As you read this, the Great Lakes of the Central Plateau are almost empty, drained for power after a dry summer. And as we get close to peak tourism time on the Murray River – Easter – a 500-kilometre long plume of dangerous blue green algae stretches down the river from Albury. Algae outbreaks happen when river flows are low and water temperatures are high – the conditions expected in a climate change future. A long heatwave sits over NSW, with Sydney recently passing 26C for the 36th consecutive day (the previous record was 19 such days). Over the past week, daily temperatures for large parts of south eastern Australia have been 12C above average.

Addressing The Issue

In the short term, it is fire which is impacting on the outdoors most obviously. Apart from the dead snow gums across much of the Alps, and the loss of the sub-alpine pencil pine groves of central Tasmania, much of our taller forests – classic walking country dominated by eucalypts which don’t cope too well with fire – have been impacted in recent years. As one example, the fires were so hot on Black Saturday (the 2009 fires in Victoria) that they killed the vast majority of the parent trees on Lake Mountain, which can normally re-shoot after being burnt. Lower down the mountain, iconic Mountain Ash forest and cool temperate rainforest at places like the Camberville Reserve was devastated. In the longer term, temperature rise can be expected to change what species live and thrive in specific locations, with some species expected to ‘lose’ their habitat as ecosystems change (check here for a short list of Australian species directly threatened by climate change).

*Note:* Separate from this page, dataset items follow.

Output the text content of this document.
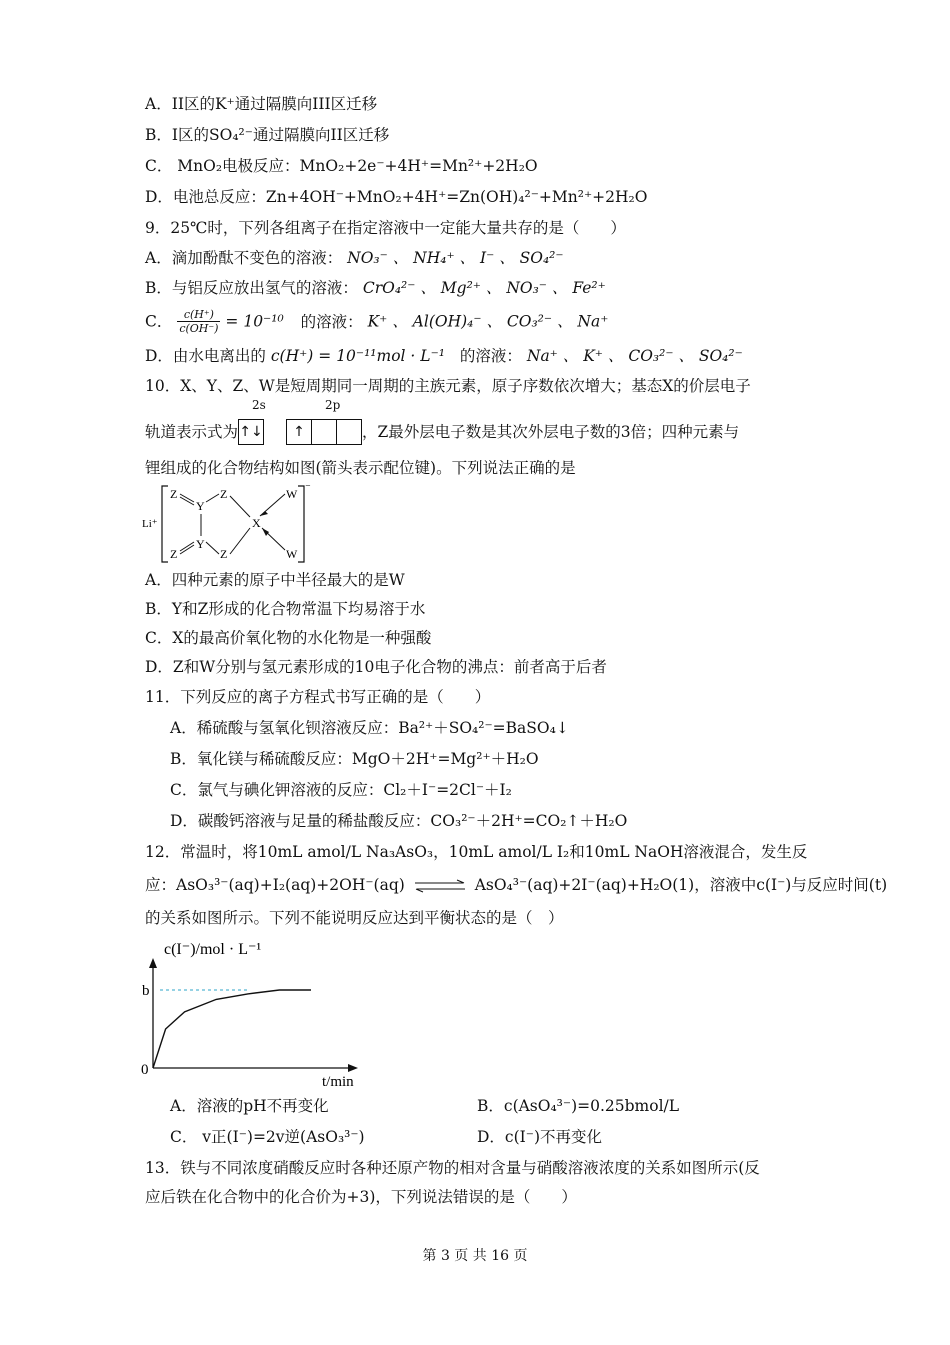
A．II区的K⁺通过隔膜向III区迁移
B．I区的SO₄²⁻通过隔膜向II区迁移
C． MnO₂电极反应：MnO₂+2e⁻+4H⁺=Mn²⁺+2H₂O
D．电池总反应：Zn+4OH⁻+MnO₂+4H⁺=Zn(OH)₄²⁻+Mn²⁺+2H₂O
9．25℃时，下列各组离子在指定溶液中一定能大量共存的是（　　）
A．滴加酚酞不变色的溶液： NO₃⁻ 、 NH₄⁺ 、 I⁻ 、 SO₄²⁻
B．与铝反应放出氢气的溶液： CrO₄²⁻ 、 Mg²⁺ 、 NO₃⁻ 、 Fe²⁺
C． $\frac{c(H^+)}{c(OH^-)} = 10^{-10}$ 的溶液： K⁺ 、 Al(OH)₄⁻ 、 CO₃²⁻ 、 Na⁺
D．由水电离出的 c(H⁺) = 10⁻¹¹mol · L⁻¹ 的溶液： Na⁺ 、 K⁺ 、 CO₃²⁻ 、 SO₄²⁻
10．X、Y、Z、W是短周期同一周期的主族元素，原子序数依次增大；基态X的价层电子
2s	2p
轨道表示式为↑↓ ↑	，Z最外层电子数是其次外层电子数的3倍；四种元素与
锂组成的化合物结构如图(箭头表示配位键)。下列说法正确的是
Li⁺
⁻
Z
Y
Z
X
W
Z
Y
Z	W
A．四种元素的原子中半径最大的是W
B．Y和Z形成的化合物常温下均易溶于水
C．X的最高价氧化物的水化物是一种强酸
D．Z和W分别与氢元素形成的10电子化合物的沸点：前者高于后者
11．下列反应的离子方程式书写正确的是（　　）
A．稀硫酸与氢氧化钡溶液反应：Ba²⁺＋SO₄²⁻=BaSO₄↓
B．氧化镁与稀硫酸反应：MgO＋2H⁺=Mg²⁺＋H₂O
C．氯气与碘化钾溶液的反应：Cl₂＋I⁻=2Cl⁻＋I₂
D．碳酸钙溶液与足量的稀盐酸反应：CO₃²⁻＋2H⁺=CO₂↑＋H₂O
12．常温时，将10mL amol/L Na₃AsO₃，10mL amol/L I₂和10mL NaOH溶液混合，发生反
应：AsO₃³⁻(aq)+I₂(aq)+2OH⁻(aq) ⇌ AsO₄³⁻(aq)+2I⁻(aq)+H₂O(1)，溶液中c(I⁻)与反应时间(t)
的关系如图所示。下列不能说明反应达到平衡状态的是（　）
c(I⁻)/mol · L⁻¹
t/min
0
b
A．溶液的pH不再变化	B．c(AsO₄³⁻)=0.25bmol/L
C． v正(I⁻)=2v逆(AsO₃³⁻)	D．c(I⁻)不再变化
13．铁与不同浓度硝酸反应时各种还原产物的相对含量与硝酸溶液浓度的关系如图所示(反
应后铁在化合物中的化合价为+3)，下列说法错误的是（　　）
第 3 页 共 16 页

After fire on Smythes Hill, Victoria.

The aftermath of a fire on Smythes Hill, Victoria.

Of course, no single weather event or disaster can be slated back to climate change. But as with ‘mega fires’, the influence and frequency of extreme events – drought, flood, heat and fire – is expected to increase. What we are living through now is, in all likelihood, the ‘new normal’. This is hard to accept. But ignoring it is to risk a far worse future.

We know what we need to do. The first step is to rapidly wean ourselves off fossil fuels, stop transforming wild ecosystems into agricultural landscapes, and adopt 21st Century technologies like renewable energy. That will just be the start of a long journey for humanity, but one that could be a turning point for our species as we re-assess our relationship with the earth, and the atmosphere that sustains our very life.

This is not a missive of doom and gloom. But any clear eyed reading of mainstream climate science tells us we are in serious trouble if we don’t act now. And as we start the transition, we should be out there, in the places we love. Explore them and cherish them, knowing that they’re changing before our very eyes. Support restoration efforts and environmental groups that protect wild areas, and the scientists who are researching ways to better care for them.

As the writer and activist Edward Abbey famously said “run the rivers, breathe deep of that yet sweet and lucid air, sit quietly for a while and contemplate the precious stillness, that lovely mysterious and awesome space.”